Anne Owers, the chief inspector of prisons, called on the government in 2002 to introduce regular and independent assessment of the welfare and education of detained children.
Since then, she has toughened her position, saying children should only be held for the few days prior to a deportation.
Sarah Cutler, of Bail for Immigration Detainees, said the 28-day review rules needed to be replaced with assessments within a week of being held.
"It is difficult to assess how many children are affected by detention, because the government have failed to publish regular figures," she said.
"But if the figures from March are representative, there are a high number of children who are being detained."
Ms Cutler said they had found children who had been detained for up to 165 days and there had been a two-year wait for reliable statistics.
"The government should not be allowed to drag their heels over putting the most basic of safeguards in place."
Appeals process
In March ministers dropped plans to scrap extended rights of appeal for asylum seekers after concerted opposition.

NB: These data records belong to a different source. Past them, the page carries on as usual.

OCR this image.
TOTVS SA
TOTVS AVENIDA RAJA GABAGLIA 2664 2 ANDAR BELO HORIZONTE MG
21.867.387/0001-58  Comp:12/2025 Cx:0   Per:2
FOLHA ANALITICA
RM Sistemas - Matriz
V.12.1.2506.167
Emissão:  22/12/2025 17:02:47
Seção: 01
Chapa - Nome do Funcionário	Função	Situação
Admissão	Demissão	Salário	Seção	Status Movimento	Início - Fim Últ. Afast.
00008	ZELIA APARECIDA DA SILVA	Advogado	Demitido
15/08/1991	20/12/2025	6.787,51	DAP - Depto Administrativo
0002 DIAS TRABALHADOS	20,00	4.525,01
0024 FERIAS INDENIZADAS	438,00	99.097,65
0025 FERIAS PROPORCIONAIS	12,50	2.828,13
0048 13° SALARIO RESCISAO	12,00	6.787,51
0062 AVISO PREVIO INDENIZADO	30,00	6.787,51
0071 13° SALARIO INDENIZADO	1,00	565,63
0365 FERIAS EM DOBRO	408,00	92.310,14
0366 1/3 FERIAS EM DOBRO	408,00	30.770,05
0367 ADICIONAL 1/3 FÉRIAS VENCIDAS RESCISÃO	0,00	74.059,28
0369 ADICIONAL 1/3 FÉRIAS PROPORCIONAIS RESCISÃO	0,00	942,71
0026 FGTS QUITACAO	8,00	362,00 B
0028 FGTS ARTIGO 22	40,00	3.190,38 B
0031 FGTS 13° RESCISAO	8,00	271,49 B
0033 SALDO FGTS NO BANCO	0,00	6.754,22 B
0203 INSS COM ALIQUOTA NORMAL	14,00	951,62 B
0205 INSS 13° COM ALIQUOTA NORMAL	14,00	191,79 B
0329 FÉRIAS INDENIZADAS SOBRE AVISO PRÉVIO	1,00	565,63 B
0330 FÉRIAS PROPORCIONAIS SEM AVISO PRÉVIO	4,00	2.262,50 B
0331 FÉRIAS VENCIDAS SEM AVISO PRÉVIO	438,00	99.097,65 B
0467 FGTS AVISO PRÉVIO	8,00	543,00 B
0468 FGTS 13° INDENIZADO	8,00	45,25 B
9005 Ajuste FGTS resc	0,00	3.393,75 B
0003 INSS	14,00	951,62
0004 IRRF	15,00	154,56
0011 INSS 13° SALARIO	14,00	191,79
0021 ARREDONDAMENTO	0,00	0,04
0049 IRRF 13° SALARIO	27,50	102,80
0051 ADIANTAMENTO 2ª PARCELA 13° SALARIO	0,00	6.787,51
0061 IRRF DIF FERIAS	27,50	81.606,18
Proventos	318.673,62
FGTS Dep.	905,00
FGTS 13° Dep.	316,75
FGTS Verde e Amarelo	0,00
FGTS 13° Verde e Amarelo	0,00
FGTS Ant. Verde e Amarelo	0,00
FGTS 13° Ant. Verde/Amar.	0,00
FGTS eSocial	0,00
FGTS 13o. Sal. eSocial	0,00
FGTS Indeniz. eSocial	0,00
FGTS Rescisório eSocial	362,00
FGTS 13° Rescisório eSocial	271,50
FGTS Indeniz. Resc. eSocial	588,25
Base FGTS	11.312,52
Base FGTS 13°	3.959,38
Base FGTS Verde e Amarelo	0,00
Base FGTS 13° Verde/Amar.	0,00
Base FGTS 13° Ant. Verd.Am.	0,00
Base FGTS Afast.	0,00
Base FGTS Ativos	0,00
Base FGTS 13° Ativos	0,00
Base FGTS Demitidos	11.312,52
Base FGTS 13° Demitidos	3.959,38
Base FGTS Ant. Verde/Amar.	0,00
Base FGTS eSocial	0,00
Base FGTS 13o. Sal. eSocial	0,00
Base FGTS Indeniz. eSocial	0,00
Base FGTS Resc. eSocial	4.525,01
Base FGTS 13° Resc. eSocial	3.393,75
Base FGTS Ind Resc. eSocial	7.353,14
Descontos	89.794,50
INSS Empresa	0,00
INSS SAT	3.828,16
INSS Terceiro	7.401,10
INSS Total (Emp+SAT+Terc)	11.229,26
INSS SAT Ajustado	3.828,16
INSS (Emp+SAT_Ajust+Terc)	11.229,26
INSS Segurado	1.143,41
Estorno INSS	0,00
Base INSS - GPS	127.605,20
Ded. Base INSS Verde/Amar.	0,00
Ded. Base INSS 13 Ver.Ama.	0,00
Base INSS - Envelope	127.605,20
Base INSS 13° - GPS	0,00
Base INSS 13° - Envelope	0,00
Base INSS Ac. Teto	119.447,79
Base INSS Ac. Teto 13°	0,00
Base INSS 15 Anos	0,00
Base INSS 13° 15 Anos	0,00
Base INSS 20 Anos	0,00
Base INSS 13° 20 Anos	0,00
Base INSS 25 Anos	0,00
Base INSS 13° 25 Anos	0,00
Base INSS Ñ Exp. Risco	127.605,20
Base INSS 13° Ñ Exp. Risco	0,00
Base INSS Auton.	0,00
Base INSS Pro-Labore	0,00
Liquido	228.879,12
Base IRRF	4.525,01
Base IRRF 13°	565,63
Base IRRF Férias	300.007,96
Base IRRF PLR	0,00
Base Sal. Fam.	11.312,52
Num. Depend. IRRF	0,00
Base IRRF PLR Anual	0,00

Under the bill as it stood, asylum seekers would be allowed only one appeal to the body which turned down their application - and no recourse to higher courts.
A coalition of campaigners opposed the measure - and England's most senior judge, Lord Woolf, said the plans went against the basic principle of the rule of law.
Ministers say they still want to restrict asylum appeals - which can go on for more than a year - but the exact proposals are not yet known.